New CAR T-Cell Immunotherapy Approaches to Solid Tumors in Children

August 15, 2018

The STRIvE-01 study explored the safety of CAR T-cell therapy in children and young adults with relapsed or refractory solid tumors.

New chimeric antigen receptor (CAR) T-cell immunotherapies are offering hope for patients with hematologic malignancies. However, that is not the case with solid tumors. Researchers in Seattle are hoping to change that, having just announced the start of a CAR T-cell immunotherapy trial for children and young adults with relapsed or refractory non–central nervous system, epidermal growth factor receptor (EGFR)-expressing solid tumors. In the phase I STRIvE-01 trial, CAR T cells will target the EGFR protein expressed in many childhood sarcomas, kidney tumors, and neuroblastomas.

“Our CAR is generated using an EGFR antibody that has been shown to effectively target EGFR on tumors while sparing EGFR-expressing normal tissues.
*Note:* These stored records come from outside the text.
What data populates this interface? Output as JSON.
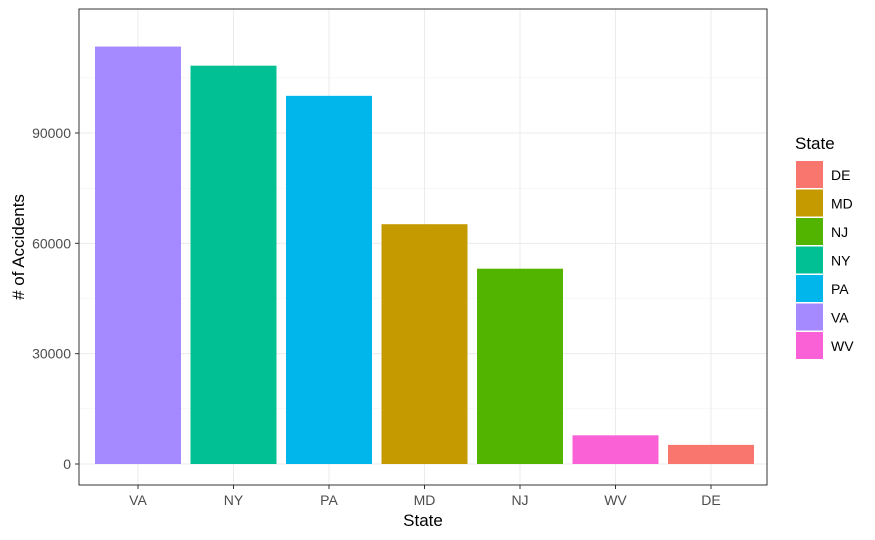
{
  "chart_data": {
    "type": "bar",
    "title": "",
    "xlabel": "State",
    "ylabel": "# of Accidents",
    "categories": [
      "VA",
      "NY",
      "PA",
      "MD",
      "NJ",
      "WV",
      "DE"
    ],
    "values": [
      113500,
      108300,
      100100,
      65200,
      53100,
      7800,
      5200
    ],
    "ylim": [
      0,
      118000
    ],
    "yticks": [
      "0",
      "30000",
      "60000",
      "90000"
    ],
    "ytick_values": [
      0,
      30000,
      60000,
      90000
    ],
    "grid": true,
    "legend": {
      "title": "State",
      "position": "right",
      "entries": [
        {
          "label": "DE",
          "color": "#F8766D"
        },
        {
          "label": "MD",
          "color": "#C49A00"
        },
        {
          "label": "NJ",
          "color": "#53B400"
        },
        {
          "label": "NY",
          "color": "#00C094"
        },
        {
          "label": "PA",
          "color": "#00B6EB"
        },
        {
          "label": "VA",
          "color": "#A58AFF"
        },
        {
          "label": "WV",
          "color": "#FB61D7"
        }
      ]
    },
    "colors": {
      "VA": "#A58AFF",
      "NY": "#00C094",
      "PA": "#00B6EB",
      "MD": "#C49A00",
      "NJ": "#53B400",
      "WV": "#FB61D7",
      "DE": "#F8766D"
    }
  }
}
We hypothesize that using CD19 as a second target, which is expressed on all normal B cells, will enhance expansion and persistence of the infused CAR T cells,” said Katie Albert, MD, of Seattle Children’s Hospital and lead investigator for the STRIvE-01 trial.

Albert said the phase I, open-label, non-randomized study with 36 patients will examine the safety and feasibility of administering autologous peripheral blood–derived T cells that have been genetically modified using a self-inactivating lentiviral vector to express an EGFR-specific CAR alone or in combination with a CD19-specific driver CAR.
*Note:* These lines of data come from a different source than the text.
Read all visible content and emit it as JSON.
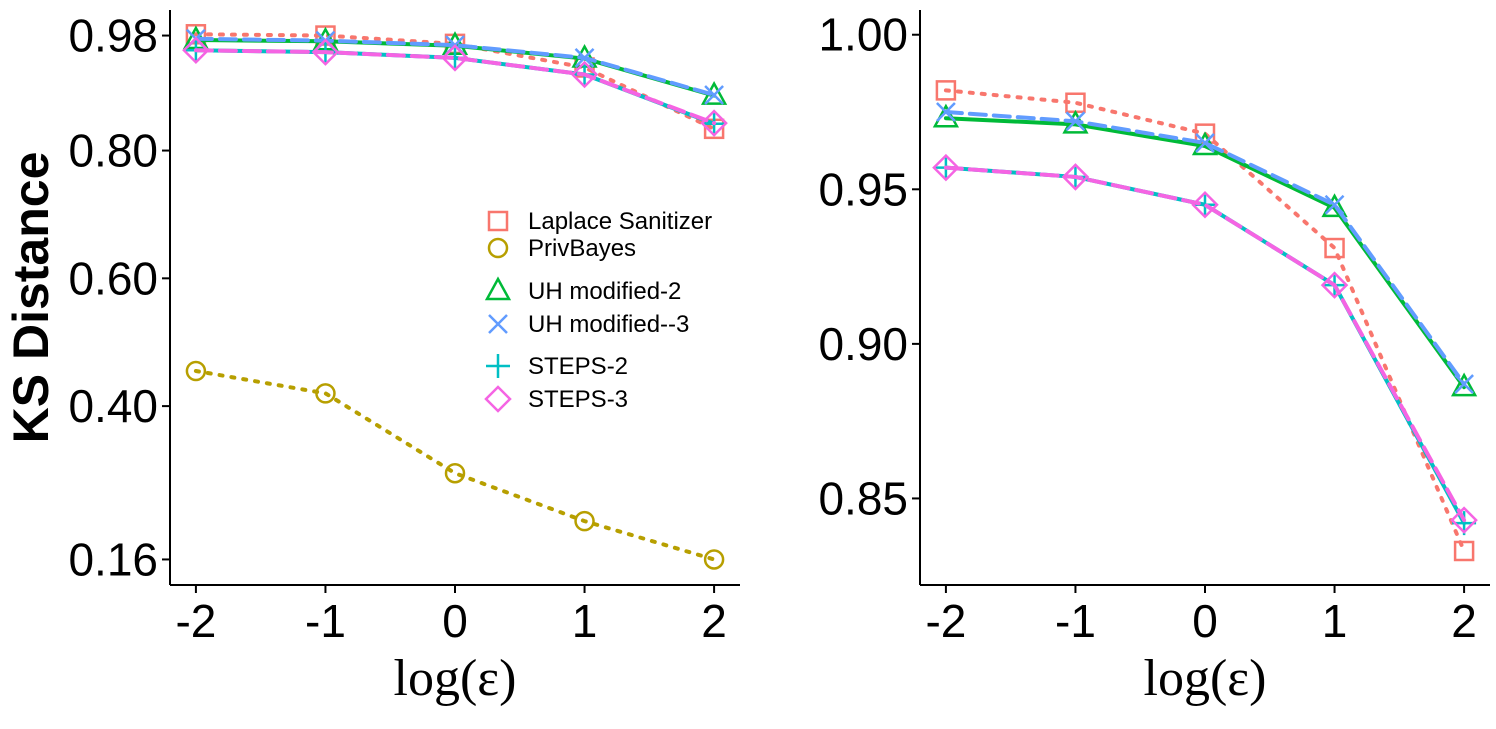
{
  "chart_data": [
    {
      "type": "line",
      "xlabel": "log(ε)",
      "ylabel": "KS Distance",
      "x": [
        -2,
        -1,
        0,
        1,
        2
      ],
      "xticks": [
        "-2",
        "-1",
        "0",
        "1",
        "2"
      ],
      "xlim": [
        -2.2,
        2.2
      ],
      "ylim": [
        0.12,
        1.02
      ],
      "yticks": [
        0.16,
        0.4,
        0.6,
        0.8,
        0.98
      ],
      "ytick_labels": [
        "0.16",
        "0.40",
        "0.60",
        "0.80",
        "0.98"
      ],
      "legend_position": "right",
      "series": [
        {
          "name": "Laplace Sanitizer",
          "color": "#F8766D",
          "line": "dotted",
          "marker": "square",
          "values": [
            0.982,
            0.98,
            0.967,
            0.93,
            0.834
          ]
        },
        {
          "name": "PrivBayes",
          "color": "#B79F00",
          "line": "dotted",
          "marker": "circle",
          "values": [
            0.455,
            0.42,
            0.295,
            0.22,
            0.16
          ]
        },
        {
          "name": "UH modified-2",
          "color": "#00BA38",
          "line": "solid",
          "marker": "triangle",
          "values": [
            0.973,
            0.971,
            0.964,
            0.944,
            0.886
          ]
        },
        {
          "name": "UH modified--3",
          "color": "#619CFF",
          "line": "dashed",
          "marker": "x",
          "values": [
            0.975,
            0.972,
            0.965,
            0.945,
            0.887
          ]
        },
        {
          "name": "STEPS-2",
          "color": "#00BFC4",
          "line": "solid",
          "marker": "plus",
          "values": [
            0.957,
            0.954,
            0.945,
            0.919,
            0.842
          ]
        },
        {
          "name": "STEPS-3",
          "color": "#F564E3",
          "line": "dashed",
          "marker": "diamond",
          "values": [
            0.957,
            0.954,
            0.945,
            0.919,
            0.843
          ]
        }
      ]
    },
    {
      "type": "line",
      "xlabel": "log(ε)",
      "ylabel": "",
      "x": [
        -2,
        -1,
        0,
        1,
        2
      ],
      "xticks": [
        "-2",
        "-1",
        "0",
        "1",
        "2"
      ],
      "xlim": [
        -2.2,
        2.2
      ],
      "ylim": [
        0.822,
        1.008
      ],
      "yticks": [
        0.85,
        0.9,
        0.95,
        1.0
      ],
      "ytick_labels": [
        "0.85",
        "0.90",
        "0.95",
        "1.00"
      ],
      "series": [
        {
          "name": "Laplace Sanitizer",
          "color": "#F8766D",
          "line": "dotted",
          "marker": "square",
          "values": [
            0.982,
            0.978,
            0.968,
            0.931,
            0.833
          ]
        },
        {
          "name": "UH modified-2",
          "color": "#00BA38",
          "line": "solid",
          "marker": "triangle",
          "values": [
            0.973,
            0.971,
            0.964,
            0.944,
            0.886
          ]
        },
        {
          "name": "UH modified--3",
          "color": "#619CFF",
          "line": "dashed",
          "marker": "x",
          "values": [
            0.975,
            0.972,
            0.965,
            0.945,
            0.887
          ]
        },
        {
          "name": "STEPS-2",
          "color": "#00BFC4",
          "line": "solid",
          "marker": "plus",
          "values": [
            0.957,
            0.954,
            0.945,
            0.919,
            0.842
          ]
        },
        {
          "name": "STEPS-3",
          "color": "#F564E3",
          "line": "dashed",
          "marker": "diamond",
          "values": [
            0.957,
            0.954,
            0.945,
            0.919,
            0.843
          ]
        }
      ]
    }
  ]
}
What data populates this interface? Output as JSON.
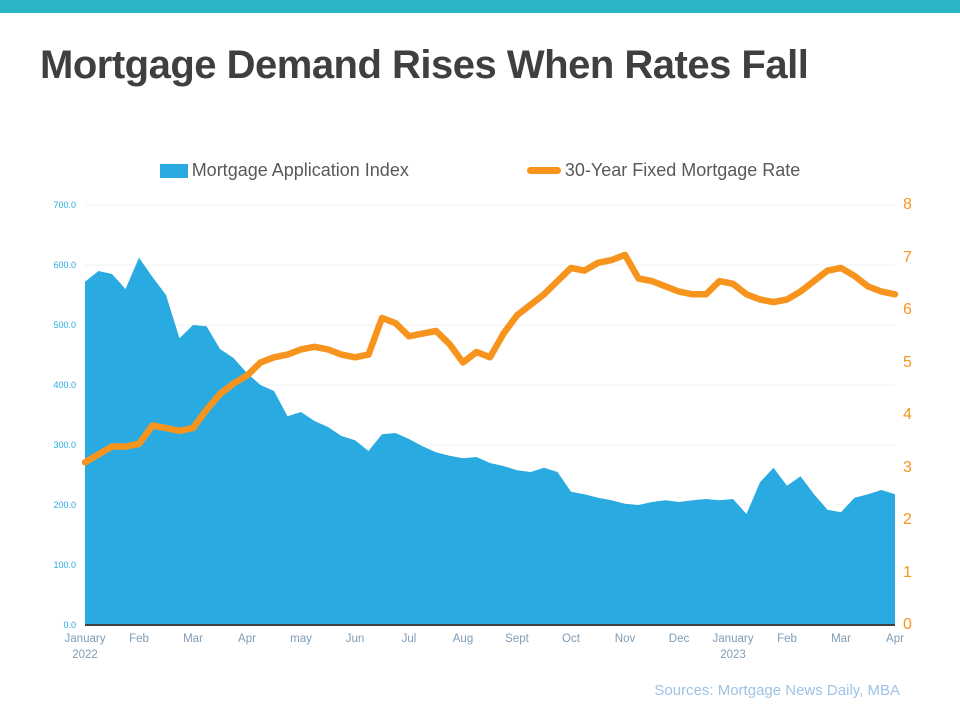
{
  "header": {
    "accent_bar_color": "#2AB5C6",
    "title": "Mortgage Demand Rises When Rates Fall",
    "title_color": "#3F3F3F"
  },
  "legend": {
    "items": [
      {
        "label": "Mortgage Application Index",
        "swatch_color": "#29ABE2",
        "swatch_type": "square"
      },
      {
        "label": "30-Year Fixed Mortgage Rate",
        "swatch_color": "#F7941E",
        "swatch_type": "line"
      }
    ]
  },
  "footer": {
    "source": "Sources: Mortgage News Daily, MBA",
    "source_color": "#9DC3E6"
  },
  "chart_data": {
    "type": "area",
    "title": "Mortgage Demand Rises When Rates Fall",
    "x_tick_labels": [
      "January\n2022",
      "Feb",
      "Mar",
      "Apr",
      "may",
      "Jun",
      "Jul",
      "Aug",
      "Sept",
      "Oct",
      "Nov",
      "Dec",
      "January\n2023",
      "Feb",
      "Mar",
      "Apr"
    ],
    "points_per_month": 4,
    "grid": true,
    "grid_color": "#F0F0F0",
    "axis_line_color": "#3F3F3F",
    "x_label_color": "#7F9CB5",
    "left_axis": {
      "title": "Mortgage Application Index",
      "min": 0,
      "max": 700,
      "ticks": [
        "0.0",
        "100.0",
        "200.0",
        "300.0",
        "400.0",
        "500.0",
        "600.0",
        "700.0"
      ],
      "label_color": "#29ABE2"
    },
    "right_axis": {
      "title": "30-Year Fixed Mortgage Rate",
      "min": 0,
      "max": 8,
      "ticks": [
        "0",
        "1",
        "2",
        "3",
        "4",
        "5",
        "6",
        "7",
        "8"
      ],
      "label_color": "#F7941E"
    },
    "series": [
      {
        "name": "Mortgage Application Index",
        "type": "area",
        "axis": "left",
        "color": "#29ABE2",
        "values": [
          572,
          590,
          585,
          560,
          612,
          580,
          550,
          478,
          500,
          498,
          460,
          445,
          420,
          400,
          390,
          348,
          355,
          340,
          330,
          315,
          308,
          290,
          318,
          320,
          310,
          298,
          288,
          282,
          278,
          280,
          270,
          265,
          258,
          255,
          262,
          255,
          222,
          218,
          212,
          208,
          202,
          200,
          205,
          208,
          205,
          208,
          210,
          208,
          210,
          185,
          238,
          262,
          232,
          248,
          218,
          192,
          188,
          212,
          218,
          225,
          218
        ]
      },
      {
        "name": "30-Year Fixed Mortgage Rate",
        "type": "line",
        "axis": "right",
        "color": "#F7941E",
        "values": [
          3.1,
          3.25,
          3.4,
          3.4,
          3.45,
          3.8,
          3.75,
          3.7,
          3.75,
          4.1,
          4.4,
          4.6,
          4.75,
          5.0,
          5.1,
          5.15,
          5.25,
          5.3,
          5.25,
          5.15,
          5.1,
          5.15,
          5.85,
          5.75,
          5.5,
          5.55,
          5.6,
          5.35,
          5.0,
          5.2,
          5.1,
          5.55,
          5.9,
          6.1,
          6.3,
          6.55,
          6.8,
          6.75,
          6.9,
          6.95,
          7.05,
          6.6,
          6.55,
          6.45,
          6.35,
          6.3,
          6.3,
          6.55,
          6.5,
          6.3,
          6.2,
          6.15,
          6.2,
          6.35,
          6.55,
          6.75,
          6.8,
          6.65,
          6.45,
          6.35,
          6.3
        ]
      }
    ]
  }
}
Anticipating that it will take a multifaceted approach to overcome solid tumors, STRIvE-01 will include two sequential treatment arms. In the first arm, patients will receive EGFR806 CAR T cells to first evaluate the toxicity and establish the maximum tolerated dose of the experimental therapy. Once the first arm is complete, the second arm will open and patients will receive CAR T cells reprogrammed to target both EGFR and CD19.

“We have made significant advances in CAR T-cell immunotherapy for hematologic malignancies, so much so that it is being incorporated into standard approaches for certain high-risk patients,” Albert told Cancer Network. She said there is still a long way to go when it comes to solid tumors in terms of refining the details. Albert also noted it will be a bit of time before there is an available product as a first-line therapy.
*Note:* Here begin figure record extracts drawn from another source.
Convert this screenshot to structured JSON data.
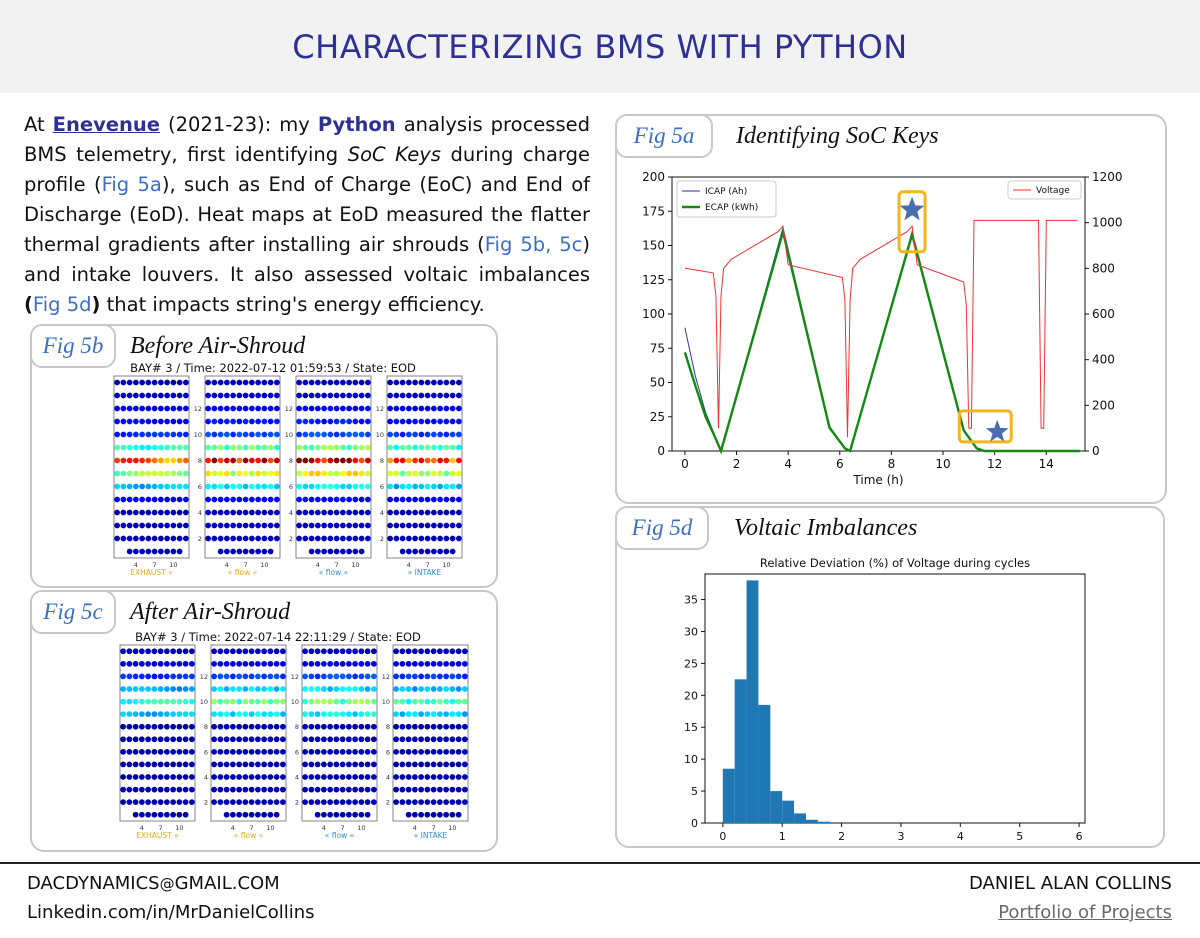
{
  "header": {
    "title": "CHARACTERIZING BMS WITH PYTHON"
  },
  "intro": {
    "p1": "At ",
    "company": "Enevenue",
    "p2": " (2021-23): my ",
    "python": "Python",
    "p3": " analysis processed BMS telemetry, first identifying ",
    "soc": "SoC Keys",
    "p4": " during charge profile (",
    "fig5a": "Fig 5a",
    "p5": "), such as End of Charge (EoC) and End of Discharge (EoD). Heat maps at EoD measured the flatter thermal gradients after installing air shrouds (",
    "fig5bc": "Fig 5b, 5c",
    "p6": ") and intake louvers. It also assessed voltaic imbalances ",
    "open": "(",
    "fig5d": "Fig 5d",
    "close": ")",
    "p7": " that impacts string's energy efficiency."
  },
  "fig5b": {
    "tab": "Fig 5b",
    "title": "Before Air-Shroud",
    "heatmap_title": "BAY# 3 / Time: 2022-07-12 01:59:53 / State: EOD",
    "col_ticks": [
      "4",
      "7",
      "10"
    ],
    "row_ticks": [
      "12",
      "10",
      "8",
      "6",
      "4",
      "2"
    ],
    "panel_labels": [
      "EXHAUST «",
      "« flow «",
      "« flow «",
      "« INTAKE"
    ]
  },
  "fig5c": {
    "tab": "Fig 5c",
    "title": "After Air-Shroud",
    "heatmap_title": "BAY# 3 / Time: 2022-07-14 22:11:29 / State: EOD",
    "col_ticks": [
      "4",
      "7",
      "10"
    ],
    "row_ticks": [
      "12",
      "10",
      "8",
      "6",
      "4",
      "2"
    ],
    "panel_labels": [
      "EXHAUST «",
      "« flow «",
      "« flow «",
      "« INTAKE"
    ]
  },
  "colors": {
    "brand": "#2e3192",
    "link": "#3b6fc4",
    "exhaust": "#e6a817",
    "intake": "#2b8fd6",
    "highlight": "#f2b51c"
  },
  "fig5a": {
    "tab": "Fig 5a",
    "title": "Identifying SoC Keys"
  },
  "fig5d": {
    "tab": "Fig 5d",
    "title": "Voltaic Imbalances"
  },
  "chart_data": [
    {
      "type": "line",
      "xlabel": "Time (h)",
      "xlim": [
        -0.5,
        15.5
      ],
      "ylim": [
        0,
        200
      ],
      "y2lim": [
        0,
        1200
      ],
      "x_ticks": [
        0,
        2,
        4,
        6,
        8,
        10,
        12,
        14
      ],
      "y_ticks": [
        0,
        25,
        50,
        75,
        100,
        125,
        150,
        175,
        200
      ],
      "y2_ticks": [
        0,
        200,
        400,
        600,
        800,
        1000,
        1200
      ],
      "legend_left": [
        "ICAP (Ah)",
        "ECAP (kWh)"
      ],
      "legend_right": [
        "Voltage"
      ],
      "series": [
        {
          "name": "ICAP (Ah)",
          "color": "#2233aa",
          "axis": "left",
          "points": [
            [
              0,
              90
            ],
            [
              0.4,
              55
            ],
            [
              0.8,
              28
            ],
            [
              1.1,
              14
            ],
            [
              1.4,
              0
            ],
            [
              3.8,
              163
            ],
            [
              5.6,
              18
            ],
            [
              6.2,
              2
            ],
            [
              6.4,
              0
            ],
            [
              8.8,
              160
            ],
            [
              10.8,
              16
            ],
            [
              11.3,
              2
            ],
            [
              11.6,
              0
            ],
            [
              15.3,
              0
            ]
          ]
        },
        {
          "name": "ECAP (kWh)",
          "color": "#128a12",
          "axis": "left",
          "points": [
            [
              0,
              72
            ],
            [
              0.4,
              48
            ],
            [
              0.8,
              25
            ],
            [
              1.1,
              13
            ],
            [
              1.4,
              0
            ],
            [
              3.8,
              160
            ],
            [
              5.6,
              17
            ],
            [
              6.2,
              2
            ],
            [
              6.4,
              0
            ],
            [
              8.8,
              158
            ],
            [
              10.8,
              15
            ],
            [
              11.3,
              2
            ],
            [
              11.6,
              0
            ],
            [
              15.3,
              0
            ]
          ]
        },
        {
          "name": "Voltage",
          "color": "#ee3333",
          "axis": "right",
          "points": [
            [
              0,
              800
            ],
            [
              1.1,
              780
            ],
            [
              1.2,
              680
            ],
            [
              1.3,
              100
            ],
            [
              1.4,
              680
            ],
            [
              1.5,
              800
            ],
            [
              1.8,
              840
            ],
            [
              3.6,
              960
            ],
            [
              3.8,
              985
            ],
            [
              4.0,
              815
            ],
            [
              6.1,
              760
            ],
            [
              6.2,
              660
            ],
            [
              6.3,
              60
            ],
            [
              6.4,
              660
            ],
            [
              6.5,
              800
            ],
            [
              6.8,
              840
            ],
            [
              8.6,
              960
            ],
            [
              8.8,
              985
            ],
            [
              9.0,
              815
            ],
            [
              10.8,
              740
            ],
            [
              10.9,
              640
            ],
            [
              11.0,
              100
            ],
            [
              11.1,
              100
            ],
            [
              11.2,
              1010
            ],
            [
              13.7,
              1010
            ],
            [
              13.8,
              100
            ],
            [
              13.9,
              100
            ],
            [
              14.0,
              1010
            ],
            [
              15.2,
              1010
            ]
          ]
        }
      ],
      "markers": [
        {
          "x": 8.8,
          "y": 160
        },
        {
          "x": 12.1,
          "y": 11
        }
      ]
    },
    {
      "type": "bar",
      "title": "Relative Deviation (%) of Voltage during cycles",
      "xlim": [
        -0.3,
        6.1
      ],
      "ylim": [
        0,
        39
      ],
      "x_ticks": [
        0,
        1,
        2,
        3,
        4,
        5,
        6
      ],
      "y_ticks": [
        0,
        5,
        10,
        15,
        20,
        25,
        30,
        35
      ],
      "bin_width": 0.2,
      "bins": [
        [
          0,
          8.5
        ],
        [
          0.2,
          22.5
        ],
        [
          0.4,
          38
        ],
        [
          0.6,
          18.5
        ],
        [
          0.8,
          5
        ],
        [
          1.0,
          3.5
        ],
        [
          1.2,
          1.5
        ],
        [
          1.4,
          0.5
        ],
        [
          1.6,
          0.2
        ]
      ]
    }
  ]
}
According to Albert, the bench-to-bedside pace has been swift overall, especially for the pediatric setting. “However, solid tumors are not at the same place and pose some unique challenges. CAR T cells have to find their way to bulk tumor sites throughout the body and overcome tumor microenvironment defenses.”

Albert said it is important that patients and their families are not given false hope. She noted that we are now in a time when significant advances are occurring in the lab and quickly leading to early-phase clinical trials. “Patients and researchers alike will always be anxious for new therapies to progress more quickly, and solid tumors may require even more innovation for success, but I would not call it false hope. The enthusiasm for CAR T-cell immunotherapy is legitimate,” she said.